Сэм не мог ей объяснить, почему ощущал такую внутреннюю потребность поговорить с ней, просто с первой минуты, увидев ее, он понял, что не сможет повернуться и уйти.
— Не знаю… — произнес он задумчиво, но Соланж, видимо, не поняла.
Сэм развел руками, а потом, чтобы было понятнее, приложил их к сердцу и к глазам.
— Когда я впервые тебя увидел, то почувствовал что-то странное…
С явным неодобрением восприняв его слова, Соланж покосилась на других девушек, сидевших в этом кафе с американскими солдатами, но Сэм торопливо замотал головой:
— Нет, нет… не то… гораздо больше.
Он показал «больше» руками, а Соланж печально посмотрела на него, словно умудренная жизненным опытом женщина на наивного подростка.
— Это не существует.
— Что?
Она показала на сердце и повторила его жест, обозначавший «больше».
— Ты потеряла кого-то на войне?.. — Сэм чувствовал себя ужасно неловко, задавая этот вопрос. — Может быть, мужа?
Она покачала головой и почему-то вопреки своему намерению решила ему рассказать о себе:
— Мой отец… мой брат… немцы убивать их… моя мама умирать от туберкулез… Мой отец, мой брат… dans la Resistance.
— А ты?
— J'ai soigne ma mere… Я… смотреть моя мама…
— Ты ухаживала за своей матерью? Соланж кивнула.
— J'avais peur, — махнула она рукой, злясь сама на себя, и изобразила испуг, — de la Resistance… потому что мама очень сильно меня нуждаться… Мой брат был шестнадцать…
Глаза Соланж наполнились слезами. Сэм невольно коснулся ее руки, и она почему-то не отдернула руку. Повисла напряженная пауза. Потом девушка снова взяла чашку и отпила глоток чаю, стараясь, чтобы не было заметно, как дрожат ее пальцы.

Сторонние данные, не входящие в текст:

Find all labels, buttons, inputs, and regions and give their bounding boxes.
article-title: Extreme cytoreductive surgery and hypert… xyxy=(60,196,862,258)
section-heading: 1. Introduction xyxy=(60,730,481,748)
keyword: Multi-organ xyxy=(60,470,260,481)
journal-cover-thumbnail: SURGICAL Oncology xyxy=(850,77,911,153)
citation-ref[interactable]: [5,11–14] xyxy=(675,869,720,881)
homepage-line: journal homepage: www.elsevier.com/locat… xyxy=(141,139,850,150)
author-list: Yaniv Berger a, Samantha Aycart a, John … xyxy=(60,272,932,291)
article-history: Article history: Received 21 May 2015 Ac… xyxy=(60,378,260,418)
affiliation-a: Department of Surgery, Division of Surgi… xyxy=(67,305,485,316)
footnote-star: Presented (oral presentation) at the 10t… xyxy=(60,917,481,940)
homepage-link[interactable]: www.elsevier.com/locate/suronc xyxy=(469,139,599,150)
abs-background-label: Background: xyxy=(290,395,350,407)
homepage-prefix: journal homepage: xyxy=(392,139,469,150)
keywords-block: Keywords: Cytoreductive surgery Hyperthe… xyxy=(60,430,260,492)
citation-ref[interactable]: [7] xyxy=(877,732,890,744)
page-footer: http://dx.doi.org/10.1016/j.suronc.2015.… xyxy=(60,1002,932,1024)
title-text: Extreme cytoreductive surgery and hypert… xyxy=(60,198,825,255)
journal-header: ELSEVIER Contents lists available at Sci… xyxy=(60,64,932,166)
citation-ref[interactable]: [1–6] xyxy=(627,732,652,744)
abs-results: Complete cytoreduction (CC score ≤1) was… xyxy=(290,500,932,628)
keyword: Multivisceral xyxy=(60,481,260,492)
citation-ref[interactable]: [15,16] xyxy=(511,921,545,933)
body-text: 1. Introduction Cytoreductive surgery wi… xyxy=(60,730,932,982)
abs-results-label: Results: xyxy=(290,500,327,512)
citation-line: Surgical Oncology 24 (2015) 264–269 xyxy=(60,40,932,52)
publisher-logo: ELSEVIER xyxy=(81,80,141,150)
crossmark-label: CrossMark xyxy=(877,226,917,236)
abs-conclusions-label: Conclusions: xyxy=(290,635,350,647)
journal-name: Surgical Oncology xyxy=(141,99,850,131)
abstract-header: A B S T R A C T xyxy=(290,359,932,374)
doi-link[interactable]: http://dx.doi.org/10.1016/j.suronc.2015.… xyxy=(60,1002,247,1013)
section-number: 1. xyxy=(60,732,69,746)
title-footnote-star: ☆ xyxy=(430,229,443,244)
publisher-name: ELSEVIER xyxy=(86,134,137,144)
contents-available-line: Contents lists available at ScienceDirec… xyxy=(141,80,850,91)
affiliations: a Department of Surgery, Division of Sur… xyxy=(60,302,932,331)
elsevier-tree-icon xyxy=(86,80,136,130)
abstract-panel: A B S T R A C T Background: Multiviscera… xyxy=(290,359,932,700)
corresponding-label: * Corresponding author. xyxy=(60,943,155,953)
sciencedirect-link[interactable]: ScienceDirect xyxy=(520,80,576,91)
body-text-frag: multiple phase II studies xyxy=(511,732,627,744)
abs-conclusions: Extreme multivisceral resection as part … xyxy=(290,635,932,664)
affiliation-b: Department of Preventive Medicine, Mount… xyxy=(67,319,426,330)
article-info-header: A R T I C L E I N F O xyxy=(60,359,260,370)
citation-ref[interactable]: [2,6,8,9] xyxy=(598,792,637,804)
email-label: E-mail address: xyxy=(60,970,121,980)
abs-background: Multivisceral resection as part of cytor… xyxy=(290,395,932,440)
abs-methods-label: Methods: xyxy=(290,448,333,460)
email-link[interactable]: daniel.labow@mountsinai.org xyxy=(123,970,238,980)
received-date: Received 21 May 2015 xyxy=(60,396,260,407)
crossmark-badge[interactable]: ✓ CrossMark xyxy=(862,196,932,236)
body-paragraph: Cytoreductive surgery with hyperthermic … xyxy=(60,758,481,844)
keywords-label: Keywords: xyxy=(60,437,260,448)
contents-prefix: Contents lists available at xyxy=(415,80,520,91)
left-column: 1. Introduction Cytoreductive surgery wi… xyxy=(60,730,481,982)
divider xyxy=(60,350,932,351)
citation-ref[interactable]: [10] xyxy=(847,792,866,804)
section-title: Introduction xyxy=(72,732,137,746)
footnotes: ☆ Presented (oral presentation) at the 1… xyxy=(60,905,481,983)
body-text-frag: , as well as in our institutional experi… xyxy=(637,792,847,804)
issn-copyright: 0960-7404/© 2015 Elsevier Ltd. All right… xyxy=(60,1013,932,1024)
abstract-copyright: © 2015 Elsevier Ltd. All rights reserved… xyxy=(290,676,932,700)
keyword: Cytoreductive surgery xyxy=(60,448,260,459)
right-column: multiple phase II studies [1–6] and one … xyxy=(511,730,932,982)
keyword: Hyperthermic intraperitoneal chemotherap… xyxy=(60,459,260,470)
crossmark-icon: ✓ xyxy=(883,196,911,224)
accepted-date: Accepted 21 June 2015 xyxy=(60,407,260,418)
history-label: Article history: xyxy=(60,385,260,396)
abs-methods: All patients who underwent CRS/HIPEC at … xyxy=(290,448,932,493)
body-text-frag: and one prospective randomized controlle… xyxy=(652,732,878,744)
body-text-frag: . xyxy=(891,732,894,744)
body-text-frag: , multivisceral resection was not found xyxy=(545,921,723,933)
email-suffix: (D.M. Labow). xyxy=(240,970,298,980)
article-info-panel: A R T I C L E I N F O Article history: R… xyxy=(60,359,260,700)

— А другая родня у тебя есть?
Она не поняла.
— Еще братья? Сестры? Дяди, тети? Соланж серьезно посмотрела на него и покачала головой.
На протяжении последних двух лет она была одна. Одна в оккупированном немцами Париже. Давала уроки, чтобы заработать себе на жизнь. После смерти матери часто думала о вступлении в Сопротивление, но страх был слишком силен, да и брат ее, которого выдал сосед, погиб так бессмысленно, не успев совершить никакого геройского поступка, что его смерть охладила ее пыл.

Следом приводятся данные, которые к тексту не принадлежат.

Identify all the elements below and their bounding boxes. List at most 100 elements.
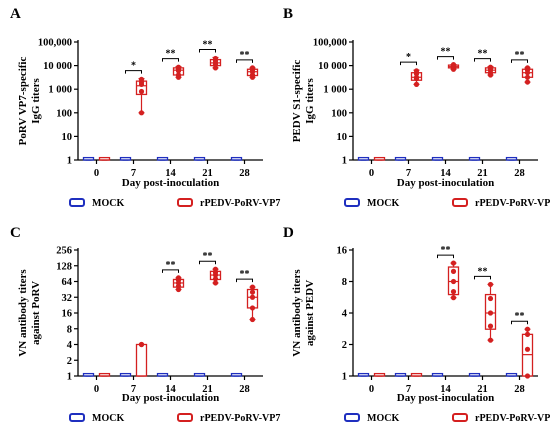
data-point	[138, 341, 145, 348]
panel-letter: D	[283, 225, 294, 241]
data-point	[524, 65, 531, 71]
y-tick-label: 16	[337, 246, 348, 257]
significance-bracket: **	[236, 50, 253, 63]
x-tick-label: 0	[369, 384, 374, 395]
x-tick-label: 0	[94, 384, 99, 395]
data-point	[487, 281, 494, 288]
data-point	[249, 305, 256, 311]
x-tick-label: 28	[239, 384, 250, 395]
x-tick-label: 14	[165, 168, 176, 179]
rpedv-box	[209, 266, 222, 286]
data-point	[450, 278, 457, 285]
significance-bracket: **	[199, 40, 216, 53]
x-tick-label: 0	[369, 168, 374, 179]
mock-box	[505, 372, 518, 377]
y-tick-label: 8	[342, 277, 347, 288]
significance-label: **	[203, 40, 213, 51]
bracket-line	[511, 59, 528, 63]
y-tick-label: 10 000	[43, 61, 72, 72]
data-point	[212, 55, 219, 62]
significance-bracket: **	[162, 260, 179, 273]
data-point	[524, 346, 531, 352]
rpedv-box	[447, 260, 460, 301]
legend-label-mock: MOCK	[92, 198, 124, 209]
significance-bracket: **	[511, 50, 528, 63]
x-axis-title: Day post-inoculation	[397, 177, 495, 189]
data-point	[249, 284, 256, 290]
y-tick-label: 256	[56, 246, 72, 257]
data-point	[524, 373, 531, 379]
panel-b: B 1 10 100 1 000 10 000 100,000 0 7 14 21 28 PEDV S1…	[283, 6, 550, 209]
data-point	[413, 81, 420, 87]
significance-label: *	[131, 61, 136, 72]
x-tick-label: 28	[239, 168, 250, 179]
data-point	[450, 260, 457, 266]
data-point	[138, 110, 145, 116]
significance-label: *	[406, 52, 411, 63]
rpedv-box	[246, 65, 259, 80]
y-axis-title-line: VN antibody titers	[291, 269, 303, 357]
bracket-line	[162, 58, 179, 62]
x-tick-label: 14	[165, 384, 176, 395]
significance-bracket: **	[474, 266, 491, 280]
legend: MOCK rPEDV-PoRV-VP7	[344, 413, 550, 424]
y-tick-label: 1	[67, 156, 72, 167]
data-point	[249, 289, 256, 295]
rpedv-box	[410, 372, 423, 377]
legend-label-mock: MOCK	[92, 413, 124, 424]
bracket-line	[125, 70, 142, 74]
panel-letter: A	[10, 6, 21, 22]
rpedv-box	[98, 372, 111, 377]
panel-a: A 1 10 100 1 000 10 000 100,000 0 7 14 21 28 PoRV VP…	[10, 6, 280, 209]
legend: MOCK rPEDV-PoRV-VP7	[344, 198, 550, 209]
x-tick-label: 7	[131, 384, 136, 395]
mock-box	[394, 156, 407, 161]
significance-label: **	[203, 251, 213, 262]
significance-bracket: **	[474, 49, 491, 62]
rpedv-box	[521, 326, 534, 379]
significance-label: **	[166, 260, 176, 271]
x-tick-label: 7	[406, 384, 411, 395]
legend-label-rpedv: rPEDV-PoRV-VP7	[200, 198, 280, 209]
significance-label: **	[240, 50, 250, 61]
legend: MOCK rPEDV-PoRV-VP7	[69, 198, 280, 209]
y-axis-title-line: IgG titers	[30, 78, 42, 124]
y-axis-title: PoRV VP7-specificIgG titers	[17, 57, 42, 146]
y-tick-label: 2	[342, 340, 347, 351]
y-tick-label: 8	[67, 324, 72, 335]
data-point	[487, 295, 494, 302]
legend-swatch-rpedv	[177, 198, 193, 207]
data-point	[175, 275, 182, 281]
data-point	[212, 266, 219, 272]
y-tick-label: 100,000	[313, 38, 347, 49]
mock-box	[357, 156, 370, 161]
y-tick-label: 1	[67, 372, 72, 383]
bracket-line	[511, 320, 528, 325]
y-tick-label: 4	[67, 340, 73, 351]
bracket-line	[236, 278, 253, 283]
rpedv-box	[209, 55, 222, 71]
panel-c: C 1 2 4 8 16 32 64 128 256 0 7 14 21 28 VN antibody tit…	[10, 225, 280, 424]
significance-label: **	[441, 245, 451, 256]
rpedv-box	[484, 64, 497, 78]
data-point	[249, 316, 256, 323]
y-tick-label: 100	[331, 108, 347, 119]
legend-label-mock: MOCK	[367, 413, 399, 424]
x-tick-label: 28	[514, 168, 525, 179]
mock-box	[431, 372, 444, 377]
data-point	[524, 326, 531, 332]
y-tick-label: 1 000	[48, 85, 72, 96]
y-tick-label: 100,000	[38, 38, 72, 49]
rpedv-box	[135, 341, 148, 377]
legend-label-rpedv: rPEDV-PoRV-VP7	[200, 413, 280, 424]
data-point	[524, 74, 531, 80]
significance-label: **	[240, 269, 250, 280]
legend: MOCK rPEDV-PoRV-VP7	[69, 413, 280, 424]
mock-box	[230, 156, 243, 161]
mock-box	[357, 372, 370, 377]
mock-box	[156, 156, 169, 161]
data-point	[450, 268, 457, 274]
significance-bracket: **	[511, 311, 528, 325]
y-tick-label: 128	[56, 261, 72, 272]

Казалось, что все кругом пособники врага и изменники, кроме горстки истинных патриотов Франции, которые, рискуя жизнями, боролись за свободу своей страны.
Все переменилось. Другой стала и Соланж. Из смешливой, жизнерадостной девушки она превратилась в раздражительную, обозленную, замкнутую особу. И все-таки этот парень чудом сумел ее растрогать. Соланж, пусть ненадолго, снова почувствовала себя прежней, и это ей очень нравилось.
— Сколько тебе лет, Соланж?
— Dix-neuf…
Она пыталась вспомнить соответствующее число по-английски.
— Девяносто, — сказала она неуверенно. Сэм рассмеялся и покачал головой.
— Не может быть! Девятнадцать? Соланж поняла свою ошибку и тоже рассмеялась, поразительно преобразившись при этом.
— Et vous? — спросила она.
— Двадцать два.
Их разговор со стороны ничем не отличался от обычной болтовни юноши с девушкой. Вот только опыт у этих молодых людей был совсем не юношеский: у нее — оккупационный, у него — фронтовой.